Alternatively, peel the ginger with a vegetable peeler.
Fresh ginger is a staple in my kitchen. It is an extremely versatile ingredient that shows up in any course, from savory to sweet, be it main, beverage, dessert, or salad. It can even be medicine — hot ginger tea with lemon, honey and brandy will cure what ails you! In short, fresh ginger is essential to my cooking. Read on for my methods for peeling and mincing fresh ginger.
First, a side note: Fresh ginger is technically a rhizome but common parlance is to call it a root, so I will do so here.
When purchasing fresh ginger, look for firm, moist roots that feel heavy for their size. There will often be a rough, dried patch where a section of the root was cut or broken off. No need to worry about that, but do not purchase if the root itself is dried and shriveled. If you are shopping for ginger and only need a small amount, it is OK to break off what you need (often recipes charmingly call for a 'thumbs worth' of ginger) but be sure that what you are leaving behind is desirable for the next shopper.
Ginger will be OK on your kitchen counter for a few days but if you want to store it longer, wrap it in paper towels and then in plastic and keep it in your refrigerator's crisper. It can also be frozen if tightly wrapped in plastic. Many people peel and mince their ginger first before freezing it, for added convenience.
Ginger does have a season, despite the fact that we see it year-round in most markets. Young ginger can be found in the spring, usually in Asian markets and should be experienced! It isn't as strong as the older grocery store ginger. It has a fresh lively taste and a less fibrous texture, with hardly any skin so it doesn't need to be peeled (see below.)
Fresh ginger doesn't always have to be peeled, even though you will encounter this instruction in most recipes. If the ginger is young and the skin is very fine and clings to the root, or if it is going to be finely chopped and mixed in with many other things, you can skip the peeling step. Peel only when you have aesthetic concerns or if you're chopping the ginger in a large dice and you don't want the texture of the skin to be experienced.
I prefer the spoon method for peeling ginger, but have included the peeler method as an alternative. I do not recommend peeling your ginger with a knife unless you are very skilled and dexterous with your knife. Even then you will take a fair amount of the ginger flesh along with the peel. The truth is, the spoon method will scrape off only the peel and is just as quick!
How To Peel and Mince Ginger
What You Need
Spoon, preferably one with a thin edge
Large sharp knife
1. Peeling ginger with a spoon. Using the edge of the spoon with the convex of the bowl facing towards you, scrape away the ginger's papery skin using firm, downward strokes. You can anchor the root on a cutting board or hold it in your other hand, either will work. Scrape away as much as needed from the larger root (the rest of the root will give you a nice 'handle' to steady the process) or the whole piece if that's what's needed. The spoon will make it easier to work your way over and around all the little nubs. With a spoon, pretty much just the skin will be removed.
2. Peeling ginger with a vegetable peeler. In the same way you would use the spoon, peel the skin from the root. You will need a little more caution here as you can potentially cut yourself with the peeler and you will also notice that you are taking off some of the flesh. The peeler should be able to handle the bumps and nubs but again, use caution as this is the classic place to slip and cut yourself.
3. Mincing ginger by hand.
Cut the ginger into coins. Using a large, sharp knife, cut the peeled ginger crosswise into coins. The thickness of the coins will determine how fine your mince will be: thinner coins will yield a finer mince.

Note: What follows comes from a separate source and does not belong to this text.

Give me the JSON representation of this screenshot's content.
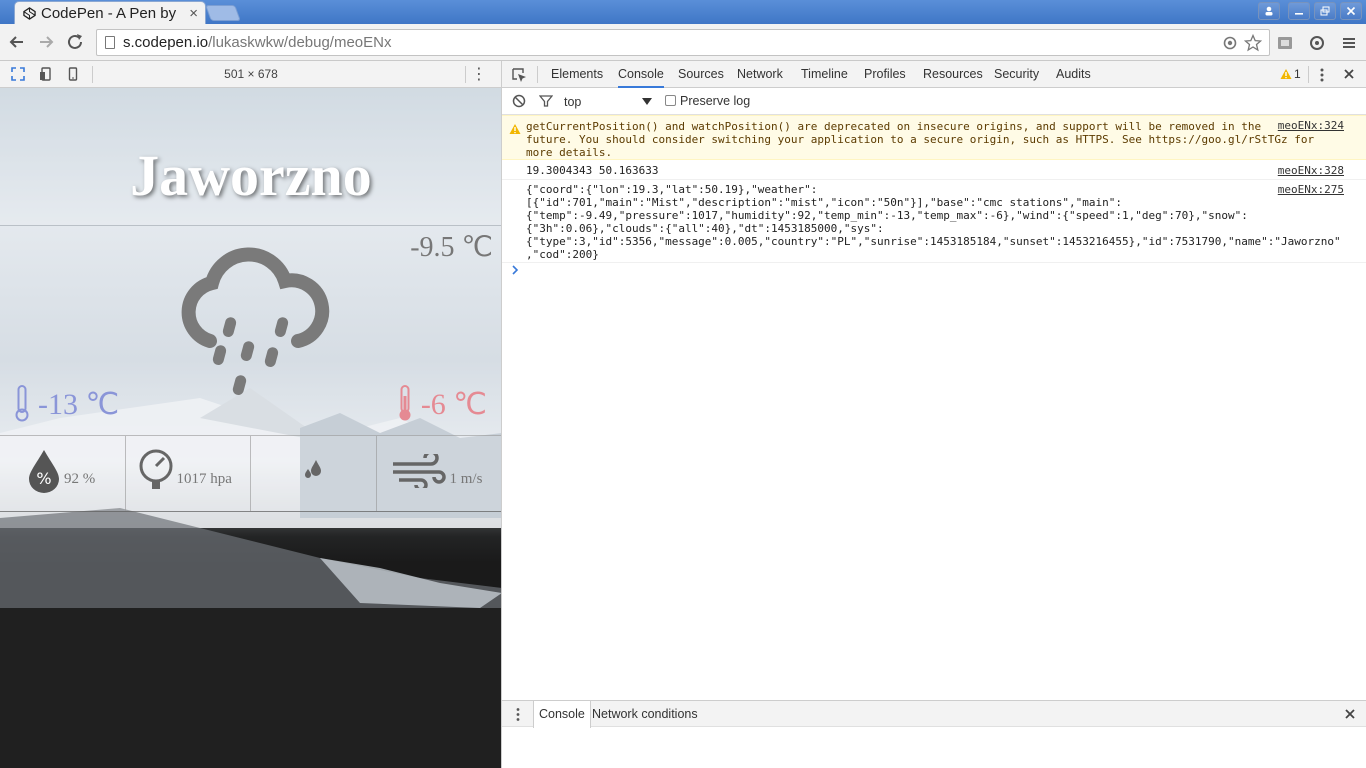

Cut the coins into matchsticks and then tiny cubes. Stack a few coins up. Do not make too high of a pile as the coins can easily slip when cutting and cause you to loose control of your knife. Cut the matchstick crosswise into a mince. Repeat with remaining coins.
Chop again if needed. I sometimes take my knife and chop it while moving it through the whole pile to chop any bigger pieces that I may have missed the first time. This is sometimes called 'running your knife through.'
4. Mincing ginger on the microplane. The microplane is an excellent tool if you want superfine, even pureed, ginger. It will often create some juice, so be sure to use it over a plate or bowl. Simply rub your ginger on the microplane using a fair amount of pressure, being cautious as you get to the end of your piece as you can easily scrape your fingers on its razor sharp surface. You may have to scrape the ginger pulp off of the back of the microplane or give it a firm whack to dislodge the ginger. This method and its results are similar to what you would get if you used a traditional asian ginger grater.